Epidemiological bits to remember:

  1. People, places, food/water, and things all need to be considered. In any given outbreak, at least two of these things are probably in play, if not more. Your reconstruction diagram shouldn’t be just a bunch of people connected by arrows – there’s always more to the story.
  2. When the genomic data says “maybe” and the field epis say “definitely”, believe the epis. Genomics is great for ruling out transmission events, but in complex outbreaks, the ruling-in part is harder. I’d trust a public health nurse over a model any day, especially for outbreaks like TB.
  3. The line list is only half the story. Talk to the epis and nurses who collected the data about each case, especially if you’re trying to link two cases and the line list isn’t giving you much to work with. There’s always way more to the story than what ends up in the Excel spreadsheet.
  4. Following on from #3, learn to love tolerate Excel. Epidemiologists love a good spreadsheet. Tools like Microreact (David Aanensen) and NextFlu (Trevor Bedford) are helping move them into the next generation, but for now, expect to be sent about a million Excel sheets.
  5. Spread the ontology gospel. Groups like IRIDA (van Domselaar/Brinkman/Hsiao) are working towards developing a shared vocabulary for genomic epidemiology – try repackaging what you dig up out of those Excel files into these standardized vocabularies.

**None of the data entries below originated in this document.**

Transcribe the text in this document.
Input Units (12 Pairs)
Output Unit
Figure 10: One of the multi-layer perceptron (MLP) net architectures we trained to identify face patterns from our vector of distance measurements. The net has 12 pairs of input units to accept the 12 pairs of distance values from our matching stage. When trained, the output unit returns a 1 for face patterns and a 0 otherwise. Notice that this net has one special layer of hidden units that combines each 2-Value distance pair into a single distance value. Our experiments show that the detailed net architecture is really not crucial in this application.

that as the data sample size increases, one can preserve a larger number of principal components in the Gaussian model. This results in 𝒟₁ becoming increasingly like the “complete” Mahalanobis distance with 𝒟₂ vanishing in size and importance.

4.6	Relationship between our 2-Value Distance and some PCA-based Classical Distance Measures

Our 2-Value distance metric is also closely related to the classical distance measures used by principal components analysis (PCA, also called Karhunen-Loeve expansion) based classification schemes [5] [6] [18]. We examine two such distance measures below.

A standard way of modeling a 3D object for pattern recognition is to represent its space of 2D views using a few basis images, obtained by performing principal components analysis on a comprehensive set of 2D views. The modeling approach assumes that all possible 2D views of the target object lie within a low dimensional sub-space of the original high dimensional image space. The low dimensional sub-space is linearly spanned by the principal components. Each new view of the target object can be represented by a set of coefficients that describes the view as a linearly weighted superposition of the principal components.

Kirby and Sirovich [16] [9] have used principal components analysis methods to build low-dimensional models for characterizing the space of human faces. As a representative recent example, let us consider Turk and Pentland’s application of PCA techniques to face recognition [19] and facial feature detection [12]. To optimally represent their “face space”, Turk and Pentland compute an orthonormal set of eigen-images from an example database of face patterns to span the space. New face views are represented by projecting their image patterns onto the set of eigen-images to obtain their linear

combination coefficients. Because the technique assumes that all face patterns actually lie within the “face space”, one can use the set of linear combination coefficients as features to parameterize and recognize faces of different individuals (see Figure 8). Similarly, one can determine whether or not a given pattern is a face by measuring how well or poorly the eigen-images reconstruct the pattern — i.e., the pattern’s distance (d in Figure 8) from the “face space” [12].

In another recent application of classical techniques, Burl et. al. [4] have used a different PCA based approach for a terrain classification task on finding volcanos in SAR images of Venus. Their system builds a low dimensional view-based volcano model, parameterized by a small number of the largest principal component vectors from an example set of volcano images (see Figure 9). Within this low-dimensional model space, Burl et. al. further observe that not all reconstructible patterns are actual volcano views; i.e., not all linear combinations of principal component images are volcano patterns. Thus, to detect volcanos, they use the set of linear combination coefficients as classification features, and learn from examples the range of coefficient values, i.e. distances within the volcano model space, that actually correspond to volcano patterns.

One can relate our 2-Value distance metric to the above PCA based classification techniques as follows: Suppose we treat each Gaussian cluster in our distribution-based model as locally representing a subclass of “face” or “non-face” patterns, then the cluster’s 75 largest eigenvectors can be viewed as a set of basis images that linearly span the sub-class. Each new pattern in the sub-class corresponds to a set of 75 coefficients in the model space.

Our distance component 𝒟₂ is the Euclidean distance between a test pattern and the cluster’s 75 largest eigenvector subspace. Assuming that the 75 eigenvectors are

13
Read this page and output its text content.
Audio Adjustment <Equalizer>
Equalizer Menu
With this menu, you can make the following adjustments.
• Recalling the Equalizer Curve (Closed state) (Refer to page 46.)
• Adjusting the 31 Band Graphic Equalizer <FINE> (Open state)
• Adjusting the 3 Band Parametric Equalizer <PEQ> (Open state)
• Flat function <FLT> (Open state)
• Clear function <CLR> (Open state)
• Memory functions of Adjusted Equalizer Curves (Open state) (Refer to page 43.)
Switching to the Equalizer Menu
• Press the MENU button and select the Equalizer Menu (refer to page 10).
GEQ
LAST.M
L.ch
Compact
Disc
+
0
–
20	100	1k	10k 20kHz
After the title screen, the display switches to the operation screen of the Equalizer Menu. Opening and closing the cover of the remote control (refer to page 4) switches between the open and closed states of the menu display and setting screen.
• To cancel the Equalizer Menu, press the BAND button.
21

Big picture bits to remember:

  1. Genomics and phylogenetics is a strange and foreign landscape for most epidemiologists, but they’re enthusiastic to learn. We need to make our work accessible and open, and provide more opportunities to train our colleagues in understanding and interpreting genomic data.
  2. Public health agencies change slowly. Don’t expect to march in with a new ontology and a new platform for collecting and displaying data and revamp the whole system overnight. Public health changes in response to evidence – when you can show that something works better, cheaper, and faster, then you can start making changes. Moving genomics to routine clinical use takes years of relationship-building.

So, uh, that’s ten. But my “Ten Simple Rules” can totally turn into 12, 15, 18, 36, 47, etc simple rules, so feel free to chime in with new ones below, or comments/feedback/examples on the ones above. I should probably add the caveat that for each of those, your experience may vary depending on your pathogen and the team you’re working with.